On 8/14/10 3:01 PM, Dmitry Groshev wrote:
> Configuration Information [Automatically generated, do not change]:
> Machine: i686
> OS: linux-gnu
> Compiler: gcc
> Compilation CFLAGS: -DPROGRAM='bash' -DCONF_HOSTTYPE='i686'
> -DCONF_OSTYPE='linux-gnu' -DCONF_MACHTYPE='i686-pc-linux-gnu'
> -DCONF_VENDOR='pc' -DLOCALEDIR='/usr/local/share/locale'
> -DPACKAGE='bash' -DSHELL -DHAVE_CONFIG_H -I. -I. -I./include
> -I./lib -g -O2
> uname output: Linux wjlair 2.6.24.5-smp #1 SMP Fri Aug 14 19:13:09 MSD
> 2009 i686 AMD Athlon(tm) 64 X2 Dual Core Processor 5200+ AuthenticAMD
> GNU/Linux
> Machine Type: i686-pc-linux-gnu
>
> Bash Version: 4.1
> Patch Level: 0
> Release Status: release
>
> Description:
> In UTF-8 locale (such as ru_RU.UTF-8), a \c escape within
> $'...' results in an invalid UTF-8 string if followed by an UTF-8
> character: ansicstr() in lib/sh/strtrans.c consumes and converts the
> character's first byte, leaving the rest of UTF-8 sequence as it were.

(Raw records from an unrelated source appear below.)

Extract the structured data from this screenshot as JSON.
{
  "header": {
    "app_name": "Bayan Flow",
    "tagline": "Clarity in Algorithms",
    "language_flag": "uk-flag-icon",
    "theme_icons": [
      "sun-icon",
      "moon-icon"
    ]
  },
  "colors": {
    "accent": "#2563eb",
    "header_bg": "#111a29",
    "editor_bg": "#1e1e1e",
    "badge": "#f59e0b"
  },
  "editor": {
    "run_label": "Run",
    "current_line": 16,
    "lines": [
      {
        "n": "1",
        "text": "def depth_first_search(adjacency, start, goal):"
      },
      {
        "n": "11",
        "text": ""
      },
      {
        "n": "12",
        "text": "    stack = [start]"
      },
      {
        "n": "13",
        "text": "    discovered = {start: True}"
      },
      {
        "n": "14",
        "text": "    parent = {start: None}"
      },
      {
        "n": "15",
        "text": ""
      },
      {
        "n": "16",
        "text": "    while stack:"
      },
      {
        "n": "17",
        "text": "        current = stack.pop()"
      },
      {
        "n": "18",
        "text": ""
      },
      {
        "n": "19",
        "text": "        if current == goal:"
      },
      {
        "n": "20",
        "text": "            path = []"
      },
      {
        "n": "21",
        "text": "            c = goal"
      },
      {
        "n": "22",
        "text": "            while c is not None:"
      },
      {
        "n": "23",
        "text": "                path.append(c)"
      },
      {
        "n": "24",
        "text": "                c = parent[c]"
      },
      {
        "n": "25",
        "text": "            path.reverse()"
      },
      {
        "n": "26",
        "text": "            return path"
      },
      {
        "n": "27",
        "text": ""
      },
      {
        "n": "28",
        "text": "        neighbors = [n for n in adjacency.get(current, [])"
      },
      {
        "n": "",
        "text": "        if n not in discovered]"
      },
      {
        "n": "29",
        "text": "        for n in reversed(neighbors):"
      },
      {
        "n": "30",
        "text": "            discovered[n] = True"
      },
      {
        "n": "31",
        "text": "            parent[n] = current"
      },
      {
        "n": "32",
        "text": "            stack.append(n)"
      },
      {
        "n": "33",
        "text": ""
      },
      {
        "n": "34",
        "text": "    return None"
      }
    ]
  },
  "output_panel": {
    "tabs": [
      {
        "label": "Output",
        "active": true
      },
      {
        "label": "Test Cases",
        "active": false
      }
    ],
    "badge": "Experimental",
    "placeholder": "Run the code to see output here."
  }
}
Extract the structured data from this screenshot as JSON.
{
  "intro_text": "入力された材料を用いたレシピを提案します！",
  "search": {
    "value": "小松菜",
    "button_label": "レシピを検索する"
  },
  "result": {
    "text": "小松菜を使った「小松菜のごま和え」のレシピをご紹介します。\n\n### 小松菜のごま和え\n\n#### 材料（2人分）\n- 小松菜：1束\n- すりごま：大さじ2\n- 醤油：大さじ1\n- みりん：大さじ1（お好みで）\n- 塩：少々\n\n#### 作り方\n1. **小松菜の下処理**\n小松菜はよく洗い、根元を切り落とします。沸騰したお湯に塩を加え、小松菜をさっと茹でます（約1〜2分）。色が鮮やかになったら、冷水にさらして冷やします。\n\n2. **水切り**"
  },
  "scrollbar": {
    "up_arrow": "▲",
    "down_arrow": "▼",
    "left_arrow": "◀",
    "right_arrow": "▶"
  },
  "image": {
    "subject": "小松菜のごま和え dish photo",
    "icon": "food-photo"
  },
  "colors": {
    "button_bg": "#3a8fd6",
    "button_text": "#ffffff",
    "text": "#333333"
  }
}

I'm not sure why you think this is a bug. The \c escape is described
as converting to a control character; control characters are always a
single byte; the conversion to a control character therefore consumes
one byte. It's not the business of $'...' conversion to ensure that
the result is a valid multibyte character string.
Chet
--
``The lyf so short, the craft so long to lerne.'' - Chaucer
``Ars longa, vita brevis'' - Hippocrates
Chet Ramey, ITS, CWRU c...@case.edu http://cnswww.cns.cwru.edu/~chet/